AltSchool is a network of small schools with a big idea - bring the innovation of Silicon Valley into the classroom.
A “micro” school model of opening small campuses and centralizing administration makes AltSchool nimble, according to founder Max Ventilla.
“It lets us iterate very quickly and improve very, very quickly and validate for others that this is actually an approach that can work,” he says.
Ventilla is former Head of Personalization at Google and a successful Silicon Valley entrepreneur. He says too often schools resist change.
“The point of education is to prepare our kids for the world that they’re going to actually experience as adults. Being behind the times as a school is a kind of fundamental failing,” Ventilla says. “We should actually have schools that are ahead of the times.”
The idea at AltSchool is to combine custom technology built by an in-house team of engineers with the back-to-the basics approach of a one-room schoolhouse.
There are no assigned grades, instead students of different ages share the same classroom. AltSchool eschews standardized tests. Two teachers oversee each class, and there is no principal.
Each student has a personalized “playlist” - a tailored set of educational activities each week.
Maria Ralph, an AltSchool parent, says, “Peter’s goals are Peter’s goals. He’s not competing against anyone else or their standards. It’s really about him challenging himself.”
Cameras record the classroom and teachers use the video to study what works. And tuition? It’s around $20,000 in San Francisco (tuition varies at locations opening this fall in Palo Alto and Brooklyn, New York).
“I was skeptical about AltSchool when I first showed up on campus,” says Mary Jo Madda, a former middle school teacher who now works for EdSurge, an independent information resource and community for education technology. “I think the fact that it’s tuition based immediately sent me on this mentality of, oh, they have a lot of money so clearly they’re doing good things.”
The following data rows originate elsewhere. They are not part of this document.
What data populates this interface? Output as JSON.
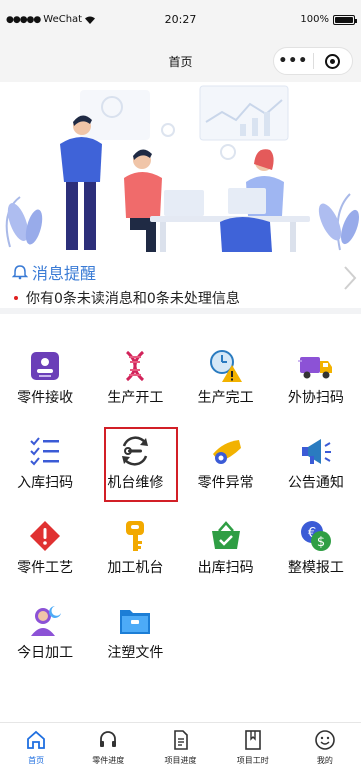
{
  "status_bar": {
    "carrier": "WeChat",
    "time": "20:27",
    "battery": "100%"
  },
  "nav": {
    "title": "首页",
    "more_label": "•••"
  },
  "notice": {
    "title": "消息提醒",
    "message": "你有0条未读消息和0条未处理信息"
  },
  "menu": {
    "items": [
      {
        "label": "零件接收",
        "icon": "receive-badge-icon"
      },
      {
        "label": "生产开工",
        "icon": "dna-icon"
      },
      {
        "label": "生产完工",
        "icon": "clock-warning-icon"
      },
      {
        "label": "外协扫码",
        "icon": "delivery-truck-icon"
      },
      {
        "label": "入库扫码",
        "icon": "checklist-icon"
      },
      {
        "label": "机台维修",
        "icon": "wrench-cycle-icon"
      },
      {
        "label": "零件异常",
        "icon": "gear-hand-icon"
      },
      {
        "label": "公告通知",
        "icon": "megaphone-icon"
      },
      {
        "label": "零件工艺",
        "icon": "alert-diamond-icon"
      },
      {
        "label": "加工机台",
        "icon": "key-icon"
      },
      {
        "label": "出库扫码",
        "icon": "basket-check-icon"
      },
      {
        "label": "整模报工",
        "icon": "coins-icon"
      },
      {
        "label": "今日加工",
        "icon": "user-moon-icon"
      },
      {
        "label": "注塑文件",
        "icon": "folder-icon"
      }
    ]
  },
  "tabbar": {
    "tabs": [
      {
        "label": "首页",
        "icon": "home-icon"
      },
      {
        "label": "零件进度",
        "icon": "headset-icon"
      },
      {
        "label": "项目进度",
        "icon": "document-icon"
      },
      {
        "label": "项目工时",
        "icon": "bookmark-icon"
      },
      {
        "label": "我的",
        "icon": "smile-icon"
      }
    ]
  },
  "colors": {
    "accent": "#1f6fe0",
    "notice_title": "#3a7bd5",
    "highlight": "#d21f26"
  }
}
Madda says she has visited other private schools with high tuition that lack the innovative culture she sees at AltSchool.
“It’s interesting to me to see AltSchool taking the money and using it in the way that they are, going along with this micro school process, putting it in a central location and then spreading those resources out to these very small scenarios as opposed to having one large school system.”
It’s those large school systems that could benefit one day if Ventilla’s vision comes true.
“We’re ultimately trying to create Montessori 2.0,” he says.
Both public schools and private schools offer Montessori education. And that’s a model Ventilla hopes to replicate with AltSchool.
“That has the potential to at once be the most desirable thing we could want for our own kids but also something that can be intensely accessible for all kids,” he says.
AltSchool has raised $33 million from venture capital firms in Silicon Valley. Just this week the company announced new executive hires from Uber and Google.